| Sandy at Microsoft, back in 2001 |
For example, I'm very tired. The challenge in taking on my regular work load is that I never know whether I'm going to get enough sleep. After it takes me a while to fall asleep, I wake frequently every night. And that's after I get to bed late. I do not feel rested.
I used to love going to bed; snuggling in with Sandy was my favorite time of day. Now I dread ending the day. Bed itself is often lovely, once I get there, and is a nice nest for reading, listening to music, doing sudoku or crossword puzzles, talking to Sandy. It's when the light is out and I expect her to say, "Do you want to curl around me or want me to curl around you?" that I despair. It's waking up hourly and having her still not be in bed that unsettles me.
Some of my delay is just that I get distracted. We'd come upstairs to get ready for bed, and then I'd duck into my office (a few feet from the bedroom) to check on something, and fifteen minutes later, Sandy would call out, annoyed, "I thought you were coming to bed!" I don't have anyone keeping track of me anymore. No one notices or cares that my "quick check" turns into a couple of hours of replying to email and reading blogs and getting just a couple more things done on my work project. There's no one waiting for me in bed.
The other big difference during the work day itself is that I don't receive any email or phone calls from Sandy, and I don't send any to her. We used to talk two or three times a day, and exchange at least as many emails. I still check my email expectantly, but there's never anything from her. There's no one to ask how my meeting went or to cheer when I get my work done early, or to know that something we'd been anticipating arrived in the mail.

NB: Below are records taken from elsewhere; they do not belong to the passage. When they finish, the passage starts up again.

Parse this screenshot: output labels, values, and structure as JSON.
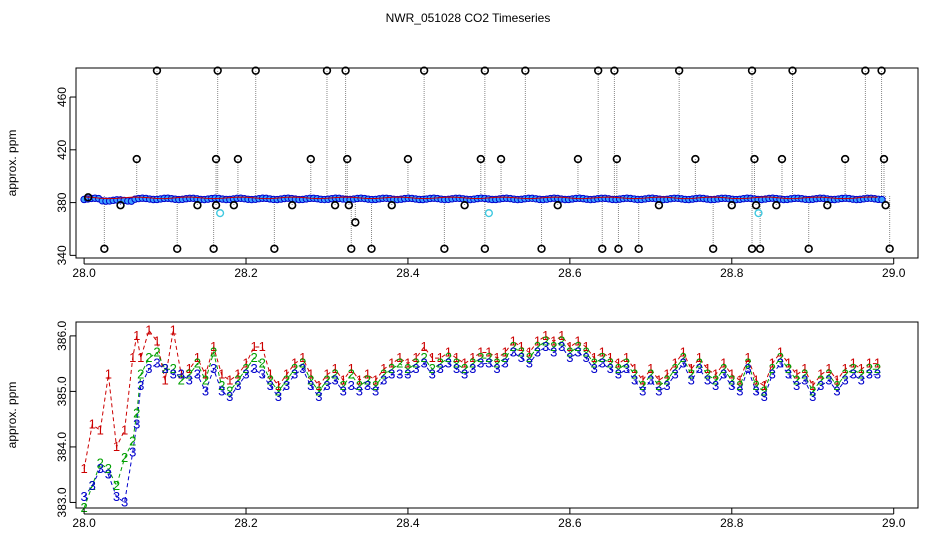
{
  "figure": {
    "title": "NWR_051028  CO2 Timeseries"
  },
  "chart_data": [
    {
      "type": "scatter",
      "ylabel": "approx. ppm",
      "xlim": [
        27.99,
        29.03
      ],
      "ylim": [
        338,
        482
      ],
      "xticks": [
        28.0,
        28.2,
        28.4,
        28.6,
        28.8,
        29.0
      ],
      "xtick_labels": [
        "28.0",
        "28.2",
        "28.4",
        "28.6",
        "28.8",
        "29.0"
      ],
      "yticks": [
        340,
        380,
        420,
        460
      ],
      "ytick_labels": [
        "340",
        "380",
        "420",
        "460"
      ],
      "grid": false,
      "baseline_ppm": 385,
      "low_points_ppm": 372,
      "series_colors": {
        "cluster": "#0000cc",
        "cluster_fill": "#3aa0ff",
        "line": "#cc0000",
        "outlier": "#000000",
        "low": "#40c8e0"
      },
      "outlier_points": [
        {
          "x": 28.005,
          "y": 384
        },
        {
          "x": 28.025,
          "y": 345
        },
        {
          "x": 28.045,
          "y": 378
        },
        {
          "x": 28.065,
          "y": 413
        },
        {
          "x": 28.09,
          "y": 480
        },
        {
          "x": 28.115,
          "y": 345
        },
        {
          "x": 28.14,
          "y": 378
        },
        {
          "x": 28.16,
          "y": 345
        },
        {
          "x": 28.163,
          "y": 378
        },
        {
          "x": 28.163,
          "y": 413
        },
        {
          "x": 28.165,
          "y": 480
        },
        {
          "x": 28.185,
          "y": 378
        },
        {
          "x": 28.19,
          "y": 413
        },
        {
          "x": 28.212,
          "y": 480
        },
        {
          "x": 28.235,
          "y": 345
        },
        {
          "x": 28.257,
          "y": 378
        },
        {
          "x": 28.28,
          "y": 413
        },
        {
          "x": 28.3,
          "y": 480
        },
        {
          "x": 28.31,
          "y": 378
        },
        {
          "x": 28.323,
          "y": 480
        },
        {
          "x": 28.325,
          "y": 413
        },
        {
          "x": 28.327,
          "y": 378
        },
        {
          "x": 28.33,
          "y": 345
        },
        {
          "x": 28.335,
          "y": 365
        },
        {
          "x": 28.355,
          "y": 345
        },
        {
          "x": 28.38,
          "y": 378
        },
        {
          "x": 28.4,
          "y": 413
        },
        {
          "x": 28.42,
          "y": 480
        },
        {
          "x": 28.445,
          "y": 345
        },
        {
          "x": 28.47,
          "y": 378
        },
        {
          "x": 28.49,
          "y": 413
        },
        {
          "x": 28.495,
          "y": 480
        },
        {
          "x": 28.495,
          "y": 345
        },
        {
          "x": 28.515,
          "y": 413
        },
        {
          "x": 28.545,
          "y": 480
        },
        {
          "x": 28.565,
          "y": 345
        },
        {
          "x": 28.585,
          "y": 378
        },
        {
          "x": 28.61,
          "y": 413
        },
        {
          "x": 28.635,
          "y": 480
        },
        {
          "x": 28.64,
          "y": 345
        },
        {
          "x": 28.655,
          "y": 480
        },
        {
          "x": 28.658,
          "y": 413
        },
        {
          "x": 28.66,
          "y": 345
        },
        {
          "x": 28.685,
          "y": 345
        },
        {
          "x": 28.71,
          "y": 378
        },
        {
          "x": 28.735,
          "y": 480
        },
        {
          "x": 28.755,
          "y": 413
        },
        {
          "x": 28.777,
          "y": 345
        },
        {
          "x": 28.8,
          "y": 378
        },
        {
          "x": 28.825,
          "y": 480
        },
        {
          "x": 28.825,
          "y": 345
        },
        {
          "x": 28.828,
          "y": 413
        },
        {
          "x": 28.83,
          "y": 378
        },
        {
          "x": 28.835,
          "y": 345
        },
        {
          "x": 28.855,
          "y": 378
        },
        {
          "x": 28.862,
          "y": 413
        },
        {
          "x": 28.875,
          "y": 480
        },
        {
          "x": 28.895,
          "y": 345
        },
        {
          "x": 28.918,
          "y": 378
        },
        {
          "x": 28.94,
          "y": 413
        },
        {
          "x": 28.965,
          "y": 480
        },
        {
          "x": 28.985,
          "y": 480
        },
        {
          "x": 28.988,
          "y": 413
        },
        {
          "x": 28.99,
          "y": 378
        },
        {
          "x": 28.995,
          "y": 345
        }
      ],
      "low_points": [
        {
          "x": 28.168,
          "y": 372
        },
        {
          "x": 28.5,
          "y": 372
        },
        {
          "x": 28.833,
          "y": 372
        }
      ]
    },
    {
      "type": "line",
      "ylabel": "approx. ppm",
      "xlim": [
        27.99,
        29.03
      ],
      "ylim": [
        382.9,
        386.25
      ],
      "xticks": [
        28.0,
        28.2,
        28.4,
        28.6,
        28.8,
        29.0
      ],
      "xtick_labels": [
        "28.0",
        "28.2",
        "28.4",
        "28.6",
        "28.8",
        "29.0"
      ],
      "yticks": [
        383.0,
        384.0,
        385.0,
        386.0
      ],
      "ytick_labels": [
        "383.0",
        "384.0",
        "385.0",
        "386.0"
      ],
      "grid": false,
      "x": [
        28.0,
        28.01,
        28.02,
        28.03,
        28.04,
        28.05,
        28.06,
        28.065,
        28.07,
        28.08,
        28.09,
        28.1,
        28.11,
        28.12,
        28.13,
        28.14,
        28.15,
        28.16,
        28.17,
        28.18,
        28.19,
        28.2,
        28.21,
        28.22,
        28.23,
        28.24,
        28.25,
        28.26,
        28.27,
        28.28,
        28.29,
        28.3,
        28.31,
        28.32,
        28.33,
        28.34,
        28.35,
        28.36,
        28.37,
        28.38,
        28.39,
        28.4,
        28.41,
        28.42,
        28.43,
        28.44,
        28.45,
        28.46,
        28.47,
        28.48,
        28.49,
        28.5,
        28.51,
        28.52,
        28.53,
        28.54,
        28.55,
        28.56,
        28.57,
        28.58,
        28.59,
        28.6,
        28.61,
        28.62,
        28.63,
        28.64,
        28.65,
        28.66,
        28.67,
        28.68,
        28.69,
        28.7,
        28.71,
        28.72,
        28.73,
        28.74,
        28.75,
        28.76,
        28.77,
        28.78,
        28.79,
        28.8,
        28.81,
        28.82,
        28.83,
        28.84,
        28.85,
        28.86,
        28.87,
        28.88,
        28.89,
        28.9,
        28.91,
        28.92,
        28.93,
        28.94,
        28.95,
        28.96,
        28.97,
        28.98
      ],
      "series": [
        {
          "name": "1",
          "color": "#cc0000",
          "values": [
            383.6,
            384.4,
            384.3,
            385.3,
            384.0,
            384.3,
            385.6,
            386.0,
            385.6,
            386.1,
            385.9,
            385.2,
            386.1,
            385.3,
            385.4,
            385.6,
            385.3,
            385.8,
            385.3,
            385.2,
            385.3,
            385.5,
            385.8,
            385.8,
            385.3,
            385.1,
            385.3,
            385.5,
            385.6,
            385.3,
            385.1,
            385.3,
            385.4,
            385.2,
            385.4,
            385.2,
            385.3,
            385.2,
            385.4,
            385.5,
            385.6,
            385.5,
            385.6,
            385.8,
            385.6,
            385.6,
            385.7,
            385.6,
            385.5,
            385.6,
            385.7,
            385.7,
            385.6,
            385.7,
            385.9,
            385.8,
            385.7,
            385.9,
            386.0,
            385.9,
            386.0,
            385.8,
            385.9,
            385.8,
            385.6,
            385.7,
            385.6,
            385.5,
            385.6,
            385.4,
            385.2,
            385.4,
            385.2,
            385.3,
            385.5,
            385.7,
            385.4,
            385.6,
            385.4,
            385.3,
            385.5,
            385.3,
            385.2,
            385.6,
            385.2,
            385.1,
            385.5,
            385.7,
            385.5,
            385.3,
            385.4,
            385.1,
            385.3,
            385.4,
            385.2,
            385.4,
            385.5,
            385.4,
            385.5,
            385.5
          ]
        },
        {
          "name": "2",
          "color": "#00a000",
          "values": [
            382.9,
            383.3,
            383.7,
            383.6,
            383.3,
            383.8,
            384.1,
            384.6,
            385.3,
            385.6,
            385.7,
            385.4,
            385.4,
            385.2,
            385.3,
            385.5,
            385.2,
            385.7,
            385.1,
            385.0,
            385.2,
            385.4,
            385.6,
            385.5,
            385.2,
            385.0,
            385.2,
            385.4,
            385.5,
            385.2,
            385.0,
            385.2,
            385.3,
            385.1,
            385.3,
            385.1,
            385.2,
            385.1,
            385.3,
            385.4,
            385.5,
            385.4,
            385.5,
            385.6,
            385.4,
            385.5,
            385.6,
            385.5,
            385.4,
            385.5,
            385.6,
            385.6,
            385.5,
            385.6,
            385.8,
            385.7,
            385.6,
            385.8,
            385.9,
            385.8,
            385.9,
            385.7,
            385.8,
            385.7,
            385.5,
            385.6,
            385.5,
            385.4,
            385.5,
            385.3,
            385.1,
            385.3,
            385.1,
            385.2,
            385.4,
            385.6,
            385.3,
            385.5,
            385.3,
            385.2,
            385.4,
            385.2,
            385.1,
            385.5,
            385.1,
            385.0,
            385.4,
            385.6,
            385.4,
            385.2,
            385.3,
            385.0,
            385.2,
            385.3,
            385.1,
            385.3,
            385.4,
            385.3,
            385.4,
            385.4
          ]
        },
        {
          "name": "3",
          "color": "#0000cc",
          "values": [
            383.1,
            383.3,
            383.6,
            383.5,
            383.1,
            383.0,
            383.9,
            384.4,
            385.1,
            385.4,
            385.5,
            385.4,
            385.3,
            385.3,
            385.2,
            385.3,
            385.0,
            385.4,
            385.0,
            384.9,
            385.1,
            385.3,
            385.4,
            385.3,
            385.1,
            384.9,
            385.1,
            385.3,
            385.4,
            385.1,
            384.9,
            385.1,
            385.2,
            385.0,
            385.1,
            385.0,
            385.1,
            385.0,
            385.2,
            385.3,
            385.3,
            385.3,
            385.4,
            385.5,
            385.3,
            385.4,
            385.5,
            385.4,
            385.3,
            385.4,
            385.5,
            385.5,
            385.4,
            385.5,
            385.7,
            385.6,
            385.5,
            385.7,
            385.8,
            385.7,
            385.8,
            385.6,
            385.7,
            385.6,
            385.4,
            385.5,
            385.4,
            385.3,
            385.4,
            385.2,
            385.0,
            385.2,
            385.0,
            385.1,
            385.3,
            385.5,
            385.2,
            385.4,
            385.2,
            385.1,
            385.3,
            385.1,
            385.0,
            385.4,
            385.0,
            384.9,
            385.3,
            385.5,
            385.3,
            385.1,
            385.2,
            384.9,
            385.1,
            385.2,
            385.0,
            385.2,
            385.3,
            385.2,
            385.3,
            385.3
          ]
        }
      ]
    }
  ]
}
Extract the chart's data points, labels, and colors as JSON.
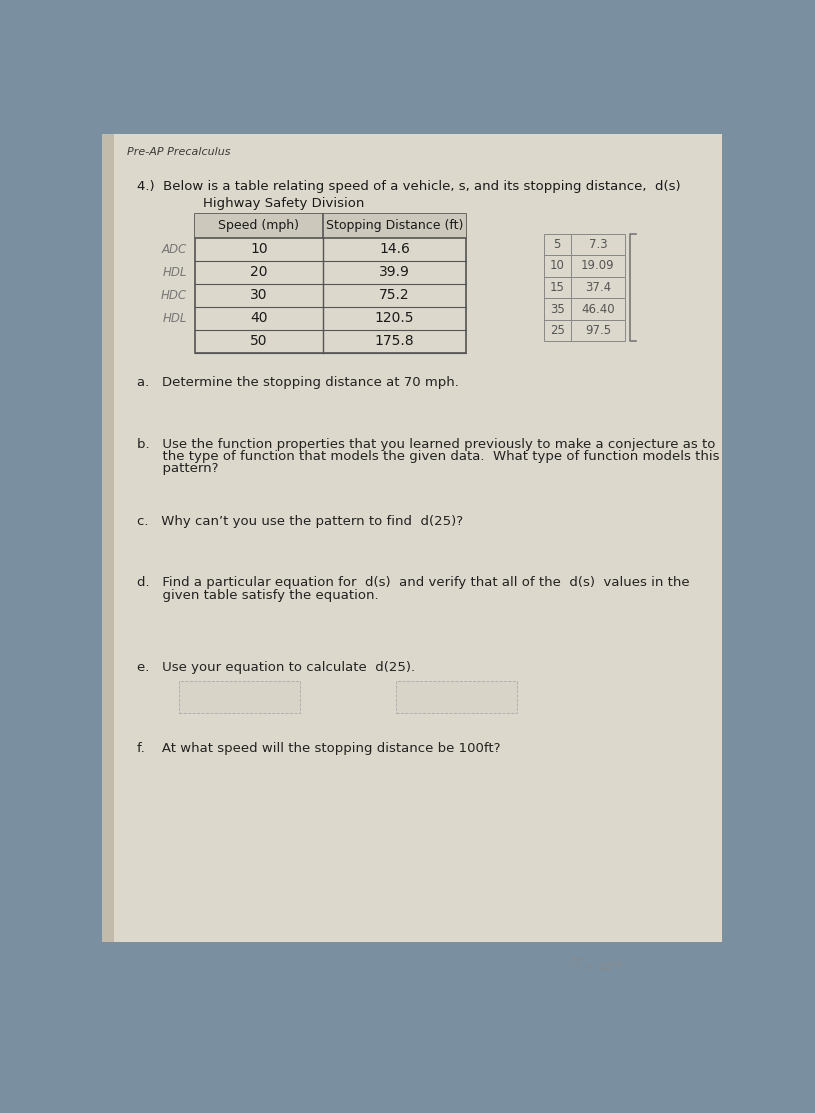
{
  "header": "Pre-AP Precalculus",
  "problem_line": "4.)  Below is a table relating speed of a vehicle, s, and its stopping distance,  d(s)",
  "subtitle": "Highway Safety Division",
  "table_headers": [
    "Speed (mph)",
    "Stopping Distance (ft)"
  ],
  "table_data": [
    [
      "10",
      "14.6"
    ],
    [
      "20",
      "39.9"
    ],
    [
      "30",
      "75.2"
    ],
    [
      "40",
      "120.5"
    ],
    [
      "50",
      "175.8"
    ]
  ],
  "side_labels_left": [
    "ADC",
    "HDL",
    "HDC",
    "HDL"
  ],
  "side_col1": [
    "5",
    "10",
    "15",
    "35",
    "25"
  ],
  "side_col2": [
    "7.3",
    "19.09",
    "37.4",
    "46.40",
    "97.5"
  ],
  "question_a": "a.   Determine the stopping distance at 70 mph.",
  "question_b1": "b.   Use the function properties that you learned previously to make a conjecture as to",
  "question_b2": "      the type of function that models the given data.  What type of function models this",
  "question_b3": "      pattern?",
  "question_c": "c.   Why can’t you use the pattern to find  d(25)?",
  "question_d1": "d.   Find a particular equation for  d(s)  and verify that all of the  d(s)  values in the",
  "question_d2": "      given table satisfy the equation.",
  "question_e": "e.   Use your equation to calculate  d(25).",
  "question_f": "f.    At what speed will the stopping distance be 100ft?",
  "bg_color": "#7a8fa0",
  "paper_color": "#ddd8cc",
  "text_color": "#1a1a1a",
  "table_line_color": "#555555",
  "side_text_color": "#777777",
  "question_text_color": "#222222"
}
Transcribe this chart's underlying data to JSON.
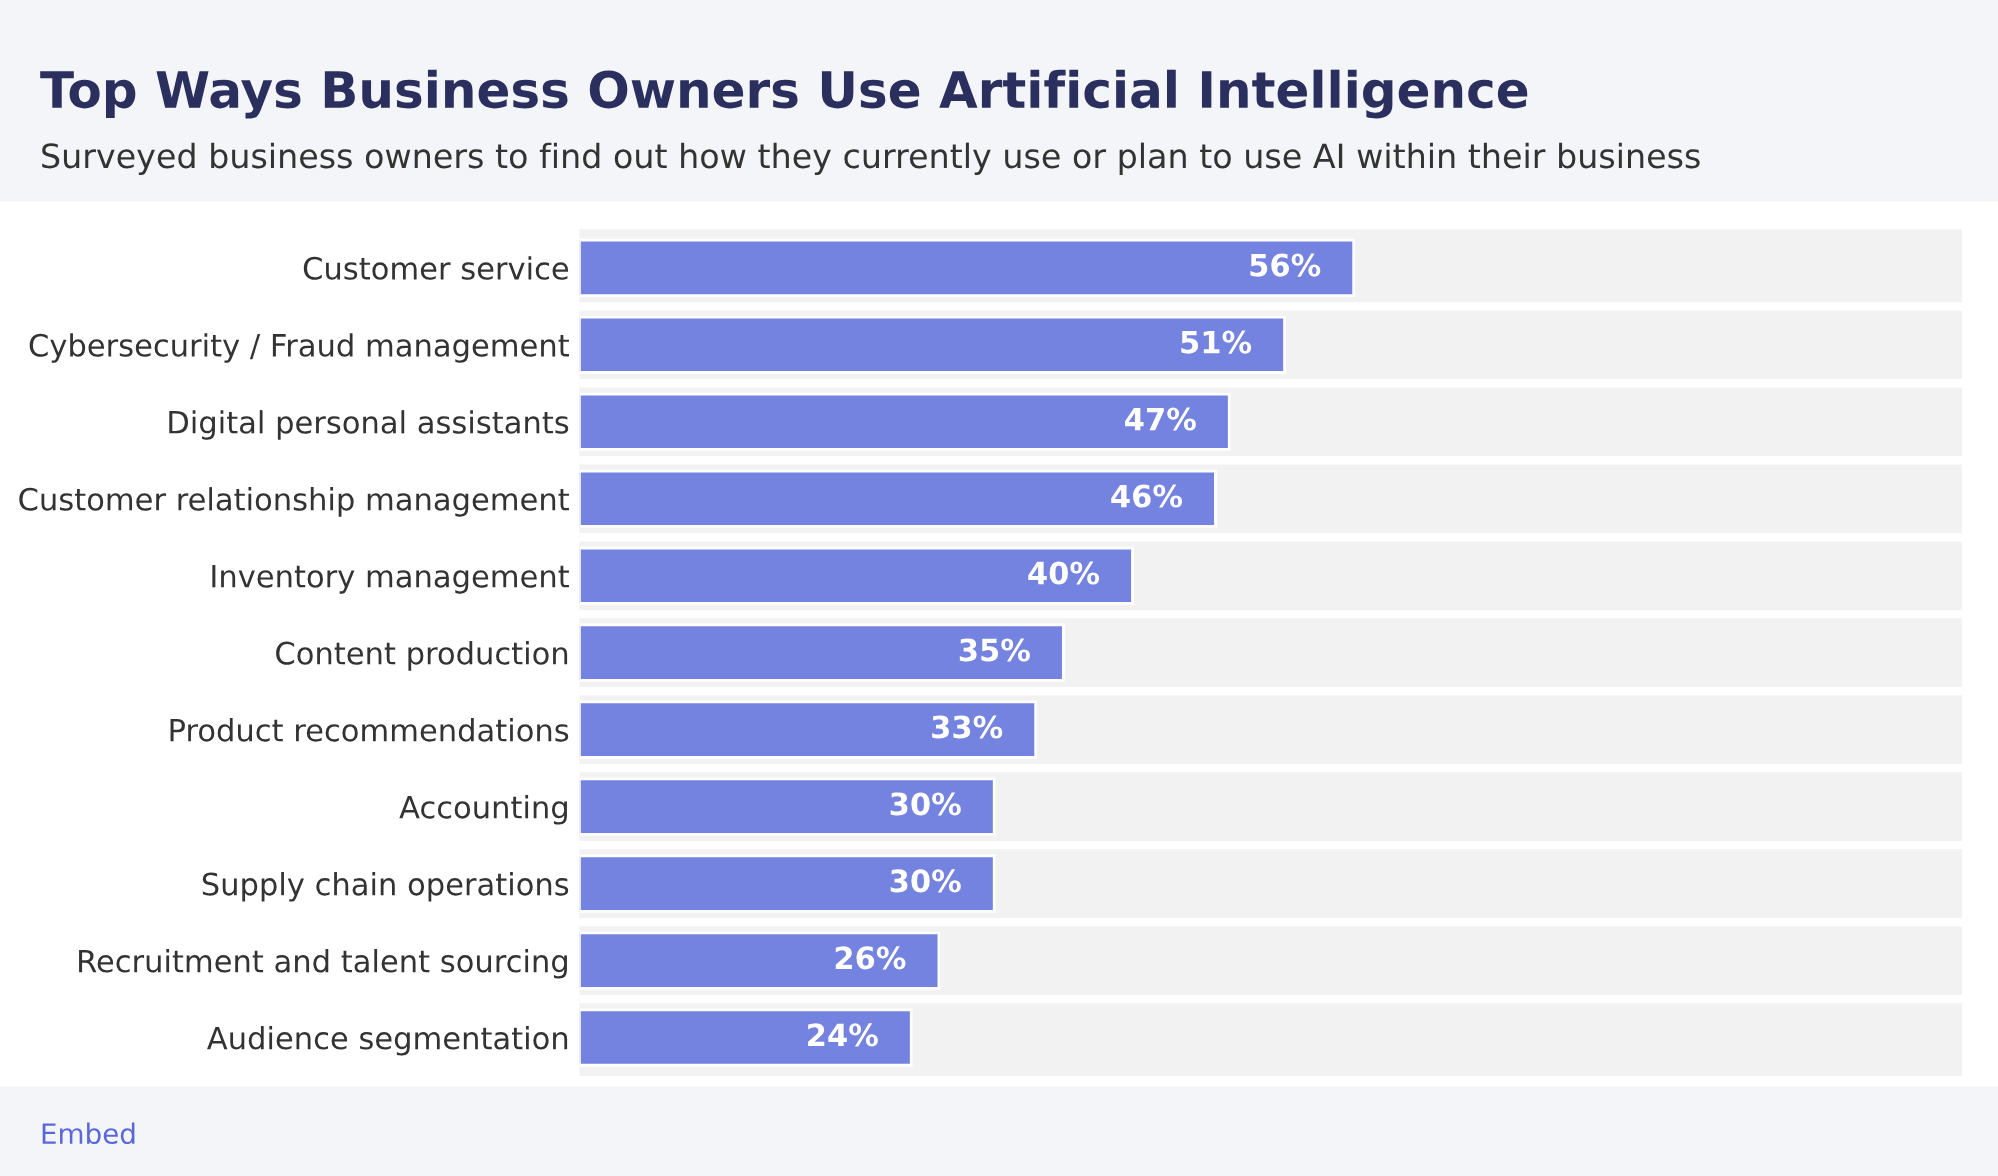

I do still talk to Sandy all day long, and I feel her presence a lot of the time, and for that I'm very grateful. But I'd give anything to hear her singing as she approaches the front door, and then after a kiss in greeting, ask me, "So, have you had dinner thoughts?" Or, when she's a bit later than I expected, to walk outside and see her down the street, leaning against something, finishing whatever she's reading before she gets home; to walk up to her and say her name, and have her look up, disoriented, and then just beam at me. I'd give anything to see that smile again.
hello Morgan dawn here. We love the photos you are posting (boy is your house blue). And of course your sharing of thoughtful memories. Steve and I think of you often. Just wanted to let you know there are friendly readers lurking.